The ProdigyDirected by Nicholas McCarthy Publishing House: Orion Pictures Released: 02.08.19 Review by Julian Lytle | February 8, 2019 at 11:30 AM
Basically: Someone thought it was cool to mix The Omen and The Exorcist.
Yo people, where to begin with The Prodigy. With a title like that you would think it was about a really smart kid or maybe a play on an evil version of young Sheldon from The Big Bang Theory, but nah, that’s way off. A young couple in Pennsylvania, Sarah (Taylor Schilling) and John (Peter Mooney) are having a baby. Meanwhile, it’s late at night in Ohio and a young woman, Margaret St. James (Brittany Allen), with a missing hand escapes from a scary looking farmhouse. She gets to the police and they storm the grounds. A man, who seems smart and prolly enjoys some engineering, confronts them and gets killed. At this same time, Sarah and John’s son Miles is born. Over the years Miles seems to excel at everything and so fast. He does things way before he should and he’s in all the special schools. Sarah and John are proud but when young Miles (Jackson Robert Scott) is nine years old he starts to exhibit some really weird behavior—things that make Sarah worry about her son and how she can help him.

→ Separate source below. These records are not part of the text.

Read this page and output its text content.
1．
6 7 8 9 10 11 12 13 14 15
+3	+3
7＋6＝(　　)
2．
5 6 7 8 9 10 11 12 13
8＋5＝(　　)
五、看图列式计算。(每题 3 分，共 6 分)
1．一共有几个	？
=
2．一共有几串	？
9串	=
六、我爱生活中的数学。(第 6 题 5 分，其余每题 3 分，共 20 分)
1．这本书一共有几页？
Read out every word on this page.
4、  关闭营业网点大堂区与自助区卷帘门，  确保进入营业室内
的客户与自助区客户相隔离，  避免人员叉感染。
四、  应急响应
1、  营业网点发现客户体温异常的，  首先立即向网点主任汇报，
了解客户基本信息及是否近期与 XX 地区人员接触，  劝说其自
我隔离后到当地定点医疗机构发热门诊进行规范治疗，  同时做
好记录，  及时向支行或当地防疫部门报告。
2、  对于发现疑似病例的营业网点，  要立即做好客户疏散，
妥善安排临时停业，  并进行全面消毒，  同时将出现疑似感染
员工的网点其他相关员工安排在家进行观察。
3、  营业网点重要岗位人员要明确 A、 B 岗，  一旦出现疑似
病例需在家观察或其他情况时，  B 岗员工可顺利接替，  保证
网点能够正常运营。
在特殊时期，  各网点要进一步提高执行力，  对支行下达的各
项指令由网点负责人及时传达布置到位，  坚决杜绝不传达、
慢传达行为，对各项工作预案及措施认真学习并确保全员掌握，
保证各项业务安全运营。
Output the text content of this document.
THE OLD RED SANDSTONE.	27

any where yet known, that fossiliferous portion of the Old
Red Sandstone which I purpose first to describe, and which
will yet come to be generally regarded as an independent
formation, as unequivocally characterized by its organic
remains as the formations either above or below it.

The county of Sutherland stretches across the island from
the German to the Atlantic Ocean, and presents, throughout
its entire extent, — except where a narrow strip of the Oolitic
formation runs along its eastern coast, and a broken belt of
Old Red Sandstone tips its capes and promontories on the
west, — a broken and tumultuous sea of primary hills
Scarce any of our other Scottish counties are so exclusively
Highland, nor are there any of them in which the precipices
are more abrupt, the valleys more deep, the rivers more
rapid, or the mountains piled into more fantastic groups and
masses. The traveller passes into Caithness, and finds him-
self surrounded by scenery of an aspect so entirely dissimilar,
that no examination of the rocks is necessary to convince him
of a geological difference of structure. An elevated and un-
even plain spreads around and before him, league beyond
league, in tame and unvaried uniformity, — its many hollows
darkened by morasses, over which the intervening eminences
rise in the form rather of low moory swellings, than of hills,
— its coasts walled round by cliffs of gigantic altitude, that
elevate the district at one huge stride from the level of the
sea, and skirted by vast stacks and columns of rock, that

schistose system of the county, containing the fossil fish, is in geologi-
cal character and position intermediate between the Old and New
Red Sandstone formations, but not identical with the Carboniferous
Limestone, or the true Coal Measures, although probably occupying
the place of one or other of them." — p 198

The Prodigy is a horror movie so, of course, it has to go through the usual techniques. There are one and a half okay jump scares but it’s not heavy like a slasher movie. Some of the camera work and lighting is great, especially in the dark. Then the movie falls over the edge and you notice that no one turns on the lights. You’ll be in your seat thinking: This could be solved with the light switch, honey. The tension is supposed to be built up by Miles, his intensifying creepiness and his disregard for his parents (most of which will leave you shrugging). Miles’ evil-self is able to defeat adults by threatening them with lying to other adults about abuse and, while the kid feels sinister, he’s far from threatening. The character has a dual personality thing that the young actor tries his best to carry—it’s successful sometimes and at others there’s not much of a difference between personas. This leaves Schilling trying her best to sell the motherly worry. She’s so believable here I completely forget her character on Orange is the New Black. The bulk of the movie revolves around Sarah and Miles. Other characters are on screen but never long enough to feel like whole people.
The Prodigy would most likely be better served as a short film. Around the hour-long mark, the movie feels like it should be over. After that it’s all padding to get to a longer runtime before we reach the climax of the film. The Prodigy might be some type of counter-programming or filling for a slow week. But this ain’t it, y’all, I think horror fans should consider sitting this one out.
In the End: The Prodigy tries to use elements of horror classics to make something new but completely misses the mark. It never decides if it wants to be a mystical horror or a realistic horror movie and it fails because of it.